Just to make things clear: the author defines a trunk of a tree by formula in [...] in $4.3.1(a)$ in the snippet below. Is it true that since $\eta_0\in T$ is maximal then for all $\nu\in T$ it holds vacuously that $lg(\nu)\leq lg(\eta_0)$ ?

Answer 1

No, the definition allows $\nu\in T$ with $\operatorname{\ell g}(\nu)>\operatorname{\ell g}(\eta_0)$. It imposes just two requirements on them:

• $\nu\upharpoonright\operatorname{\ell g}(\eta_0)=\eta_0$, since $\operatorname{\ell g}\big(\nu\upharpoonright\operatorname{\ell g}(\eta_0)\big)\le\operatorname{\ell g}(\eta_0)$; and
• there is a $\mu\in T$ such that $\operatorname{\ell g}(\mu)\le\operatorname{\ell g}(\nu)$, and $\mu\ne\nu\upharpoonright\operatorname{\ell g}(\mu)$.

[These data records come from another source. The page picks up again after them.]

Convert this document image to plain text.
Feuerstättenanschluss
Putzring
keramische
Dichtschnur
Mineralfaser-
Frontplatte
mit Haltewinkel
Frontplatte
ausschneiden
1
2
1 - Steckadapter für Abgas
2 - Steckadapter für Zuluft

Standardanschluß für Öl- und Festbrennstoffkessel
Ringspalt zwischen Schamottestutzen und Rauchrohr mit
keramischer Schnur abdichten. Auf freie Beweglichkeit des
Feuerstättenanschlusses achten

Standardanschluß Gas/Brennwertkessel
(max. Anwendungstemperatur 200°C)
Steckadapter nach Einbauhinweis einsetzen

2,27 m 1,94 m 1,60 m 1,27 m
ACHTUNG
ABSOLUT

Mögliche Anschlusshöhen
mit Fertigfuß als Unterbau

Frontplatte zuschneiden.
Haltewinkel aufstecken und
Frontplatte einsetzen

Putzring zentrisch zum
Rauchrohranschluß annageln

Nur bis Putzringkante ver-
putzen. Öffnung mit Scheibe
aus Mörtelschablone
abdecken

The first follows from the fact that $\eta_0$ is the trunk of $T$, and the second follows from the fact that $\nu$ is longer than the trunk.

The terminology really is descriptive: every sequence in $T$ that is no longer than $\eta_0$ is an initial segment of $\eta_0$, and every longer sequence in $T$ has $\eta_0$ as an initial segment. All of the branching occurs above $\eta_0$.